O Irã está enfrentando um dos mais graves desligamentos da internet em sua história, deixando 92 milhões de cidadãos amplamente desconectados de serviços online domésticos e internacionais, além de sofrerem interrupções nos serviços de telefonia e mensagens de texto. O governo iraniano iniciou o desligamento em 8 de janeiro, ostensivamente para suprimir a dissidência e impedir a observação internacional de sua resposta aos protestos.
O Ministro das Relações Exteriores iraniano, Abbas Araghchi, afirmou que a internet foi cortada devido ao que ele caracterizou como "operações terroristas" dirigidas externamente. O governo não forneceu um cronograma para restaurar os serviços de internet, mas relatórios recentes sugerem uma possível mudança em direção a restrições permanentes. O IranWire informou em 15 de janeiro que a porta-voz do governo, Fatemeh Mohajerani, informou aos jornalistas que o acesso internacional à web permaneceria indisponível até pelo menos o Ano Novo Iraniano no final de março.
O desligamento levanta preocupações sobre "extremo isolamento digital" para os cidadãos iranianos, de acordo com observadores da liberdade na internet. A FilterWatch acredita que o governo está acelerando a implementação de novos sistemas e regulamentos projetados para separar o Irã da internet global. Isso envolve a criação de uma intranet nacional, um espaço digital isolado controlado pelo governo, isolando efetivamente os usuários iranianos do ecossistema mais amplo da internet.
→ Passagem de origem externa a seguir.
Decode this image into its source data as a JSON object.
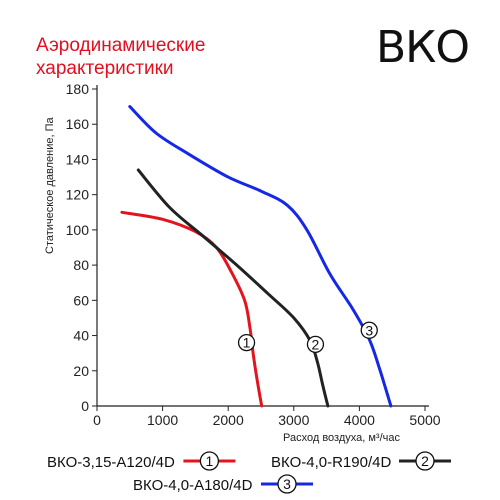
{
  "title": {
    "line1": "Аэродинамические",
    "line2": "характеристики"
  },
  "badge": "ВКО",
  "chart_data": {
    "type": "line",
    "xlabel": "Расход воздуха, м³/час",
    "ylabel": "Статическое давление, Па",
    "xlim": [
      0,
      5000
    ],
    "ylim": [
      0,
      180
    ],
    "x_ticks": [
      0,
      1000,
      2000,
      3000,
      4000,
      5000
    ],
    "y_ticks": [
      0,
      20,
      40,
      60,
      80,
      100,
      120,
      140,
      160,
      180
    ],
    "grid": false,
    "series": [
      {
        "name": "ВКО-3,15-А120/4D",
        "marker": "1",
        "color": "#e3141e",
        "points": [
          [
            380,
            110
          ],
          [
            1000,
            106
          ],
          [
            1500,
            99
          ],
          [
            1820,
            90
          ],
          [
            2050,
            76
          ],
          [
            2250,
            60
          ],
          [
            2330,
            45
          ],
          [
            2380,
            30
          ],
          [
            2440,
            15
          ],
          [
            2510,
            0
          ]
        ]
      },
      {
        "name": "ВКО-4,0-R190/4D",
        "marker": "2",
        "color": "#222222",
        "points": [
          [
            630,
            134
          ],
          [
            1100,
            113
          ],
          [
            1600,
            97
          ],
          [
            2100,
            81
          ],
          [
            2600,
            64
          ],
          [
            3000,
            50
          ],
          [
            3250,
            37
          ],
          [
            3360,
            25
          ],
          [
            3440,
            12
          ],
          [
            3520,
            0
          ]
        ]
      },
      {
        "name": "ВКО-4,0-А180/4D",
        "marker": "3",
        "color": "#1428e6",
        "points": [
          [
            500,
            170
          ],
          [
            900,
            155
          ],
          [
            1400,
            143
          ],
          [
            2000,
            130
          ],
          [
            2500,
            122
          ],
          [
            2900,
            114
          ],
          [
            3200,
            100
          ],
          [
            3550,
            75
          ],
          [
            3900,
            55
          ],
          [
            4150,
            38
          ],
          [
            4300,
            22
          ],
          [
            4480,
            0
          ]
        ]
      }
    ],
    "markers": [
      {
        "label": "1",
        "x": 2280,
        "y": 36
      },
      {
        "label": "2",
        "x": 3330,
        "y": 35
      },
      {
        "label": "3",
        "x": 4150,
        "y": 43
      }
    ]
  }
}
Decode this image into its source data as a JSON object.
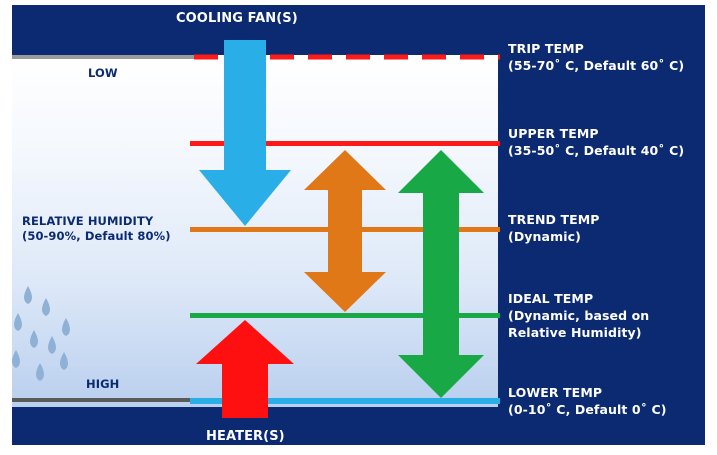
{
  "diagram": {
    "top_label": "COOLING FAN(S)",
    "bottom_label": "HEATER(S)",
    "low_label": "LOW",
    "high_label": "HIGH",
    "humidity_label": "RELATIVE HUMIDITY\n(50-90%, Default 80%)",
    "levels": {
      "trip": {
        "label": "TRIP TEMP\n(55-70˚ C, Default 60˚ C)"
      },
      "upper": {
        "label": "UPPER TEMP\n(35-50˚ C, Default 40˚ C)"
      },
      "trend": {
        "label": "TREND TEMP\n(Dynamic)"
      },
      "ideal": {
        "label": "IDEAL TEMP\n(Dynamic, based on\nRelative Humidity)"
      },
      "lower": {
        "label": "LOWER TEMP\n(0-10˚ C, Default 0˚ C)"
      }
    },
    "colors": {
      "background": "#0b2a72",
      "trip": "#ff1a1a",
      "upper": "#ff1a1a",
      "trend": "#e07818",
      "ideal": "#18a845",
      "lower": "#29aee8",
      "cooling_arrow": "#29aee8",
      "heater_arrow": "#ff1010",
      "range_arrow_trend_upper": "#e07818",
      "range_arrow_lower_upper": "#18a845",
      "droplets": "#8fb1d6"
    }
  }
}
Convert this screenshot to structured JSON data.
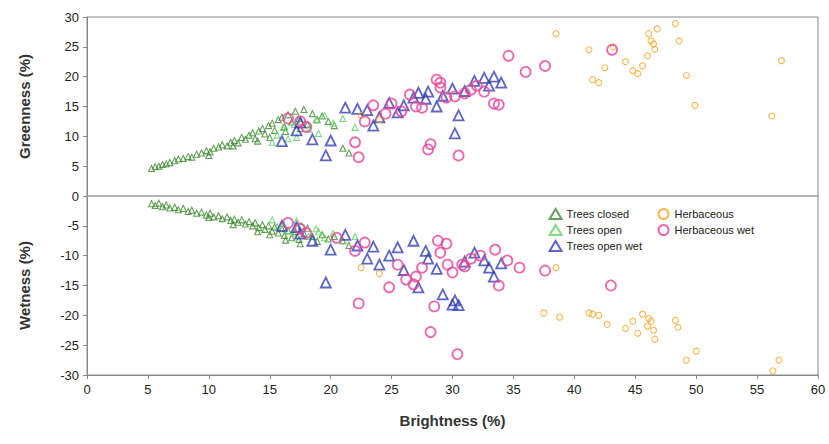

A arquitetura técnica por trás de tal sistema depende de uma combinação de tecnologia de inspeção profunda de pacotes (DPI) e mecanismos de filtragem sofisticados. O DPI permite que o governo analise o tráfego de rede em tempo real, identificando e bloqueando sites, aplicativos e protocolos específicos. Essa tecnologia, muitas vezes fornecida por fornecedores estrangeiros, apesar das sanções, permite um controle granular sobre o acesso à internet. A intranet nacional provavelmente utilizaria uma infraestrutura de sistema de nomes de domínio (DNS) separada, impedindo que os usuários iranianos resolvessem nomes de domínio internacionais.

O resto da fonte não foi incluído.